Brzustowicz L M, Mérette C, Xie X, Townsend L, Gilliam T C, Ott J
Department of Psychiatry, Columbia University, College of Physicians and Surgeons, NY 10032.
Am J Hum Genet. 1993 Nov;53(5):1137-45.
Errors in genotyping data have been shown to have a significant effect on the estimation of recombination fractions in high-resolution genetic maps. Previous estimates of errors in existing databases have been limited to the analysis of relatively few markers and have suggested rates in the range 0.5%-1.5%. The present study capitalizes on the fact that within the Centre d'Etude du Polymorphisme Humain (CEPH) collection of reference families, 21 individuals are members of more than one family, with separate DNA samples provided by CEPH for each appearance of these individuals. By comparing the genotypes of these individuals in each of the families in which they occur, an estimated error rate of 1.4% was calculated for all loci in the version 4.0 CEPH database. Removing those individuals who were clearly identified by CEPH as appearing in more than one family resulted in a 3.0% error rate for the remaining samples, suggesting that some error checking of the identified repeated individuals may occur prior to data submission. An error rate of 3.0% for version 4.0 data was also obtained for four chromosome 5 markers that were retyped through the entire CEPH collection. The effects of these errors on a multipoint map were significant, with a total sex-averaged length of 36.09 cM with the errors, and 19.47 cM with the errors corrected. Several statistical approaches to detect and allow for errors during linkage analysis are presented. One method, which identified families containing possible errors on the basis of the impact on the maximum lod score, showed particular promise, especially when combined with the limited retyping of the identified families. The impact of the demonstrated error rate in an established genotype database on high-resolution mapping is significant, raising the question of the overall value of incorporating such existing data into new genetic maps.

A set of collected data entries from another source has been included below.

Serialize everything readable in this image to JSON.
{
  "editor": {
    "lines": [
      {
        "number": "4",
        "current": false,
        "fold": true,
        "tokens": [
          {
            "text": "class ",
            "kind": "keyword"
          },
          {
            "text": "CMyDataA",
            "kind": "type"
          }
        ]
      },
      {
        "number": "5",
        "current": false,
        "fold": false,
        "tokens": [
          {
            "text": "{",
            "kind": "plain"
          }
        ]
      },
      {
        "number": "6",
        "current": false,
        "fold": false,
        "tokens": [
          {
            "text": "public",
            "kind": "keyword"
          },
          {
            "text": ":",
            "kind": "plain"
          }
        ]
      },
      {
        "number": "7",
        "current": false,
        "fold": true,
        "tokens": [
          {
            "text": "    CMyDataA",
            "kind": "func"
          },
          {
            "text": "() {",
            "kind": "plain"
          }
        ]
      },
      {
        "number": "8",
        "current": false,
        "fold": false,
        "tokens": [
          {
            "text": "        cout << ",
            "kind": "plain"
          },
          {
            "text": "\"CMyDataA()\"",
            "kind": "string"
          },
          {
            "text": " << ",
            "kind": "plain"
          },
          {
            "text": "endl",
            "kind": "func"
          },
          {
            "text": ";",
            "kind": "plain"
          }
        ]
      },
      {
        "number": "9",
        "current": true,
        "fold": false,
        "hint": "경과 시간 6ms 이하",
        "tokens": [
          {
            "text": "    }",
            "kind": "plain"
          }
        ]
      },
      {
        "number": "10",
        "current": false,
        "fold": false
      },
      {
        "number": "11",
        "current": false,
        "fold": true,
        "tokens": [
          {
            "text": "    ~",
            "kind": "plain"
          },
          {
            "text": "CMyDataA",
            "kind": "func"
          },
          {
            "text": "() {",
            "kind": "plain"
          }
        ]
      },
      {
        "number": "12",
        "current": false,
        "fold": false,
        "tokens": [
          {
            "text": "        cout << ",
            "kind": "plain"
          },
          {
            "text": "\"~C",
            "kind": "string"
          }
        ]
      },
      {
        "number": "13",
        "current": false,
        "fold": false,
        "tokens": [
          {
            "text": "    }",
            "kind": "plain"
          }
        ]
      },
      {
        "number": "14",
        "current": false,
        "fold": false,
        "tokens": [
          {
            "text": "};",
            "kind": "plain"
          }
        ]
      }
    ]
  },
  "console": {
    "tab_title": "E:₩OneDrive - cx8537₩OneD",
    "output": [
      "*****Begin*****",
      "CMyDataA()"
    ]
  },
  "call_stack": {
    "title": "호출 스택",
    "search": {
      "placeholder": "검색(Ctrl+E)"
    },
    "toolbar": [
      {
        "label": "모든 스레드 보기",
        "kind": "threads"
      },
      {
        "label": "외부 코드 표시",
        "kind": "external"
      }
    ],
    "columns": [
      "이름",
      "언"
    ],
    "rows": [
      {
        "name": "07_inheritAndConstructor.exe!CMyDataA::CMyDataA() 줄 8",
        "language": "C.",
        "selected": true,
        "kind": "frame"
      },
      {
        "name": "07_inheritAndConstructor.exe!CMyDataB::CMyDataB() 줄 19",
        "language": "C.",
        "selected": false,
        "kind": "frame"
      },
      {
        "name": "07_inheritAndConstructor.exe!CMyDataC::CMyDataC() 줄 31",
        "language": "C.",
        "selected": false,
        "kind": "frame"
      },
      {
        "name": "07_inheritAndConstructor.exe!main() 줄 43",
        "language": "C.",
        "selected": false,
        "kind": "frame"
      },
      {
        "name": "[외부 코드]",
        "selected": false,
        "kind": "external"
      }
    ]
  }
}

基因分型数据中的错误已被证明对高分辨率遗传图谱中重组率的估计有显著影响。先前对现有数据库中错误的估计仅限于对相对较少标记的分析,且错误率在0.5% - 1.5%之间。本研究利用了这样一个事实,即在人类多态性研究中心(CEPH)的参考家系集合中,有21个人属于不止一个家系,CEPH为这些人每次出现都提供了单独的DNA样本。通过比较这些个体在其所在的每个家系中的基因型,计算出CEPH数据库4.0版本中所有位点的估计错误率为1.4%。去除那些被CEPH明确认定出现在不止一个家系中的个体后,其余样本的错误率为3.0%,这表明在数据提交之前可能对已识别的重复个体进行了一些错误检查。通过对整个CEPH集合重新分型的5号染色体上的四个标记,也得到了4.0版本数据3.0%的错误率。这些错误对多点图谱的影响是显著的,存在错误时性平均总长度为36.09厘摩,错误校正后为19.47厘摩。本文介绍了几种在连锁分析过程中检测和处理错误的统计方法。其中一种方法,即根据对最大似然比分数的影响来识别可能存在错误的家系,显示出特别的前景,尤其是与对已识别家系进行有限的重新分型相结合时。在一个既定的基因型数据库中所证明的错误率对高分辨率图谱的影响是显著 的,这就引发了将此类现有数据纳入新的遗传图谱的整体价值的问题。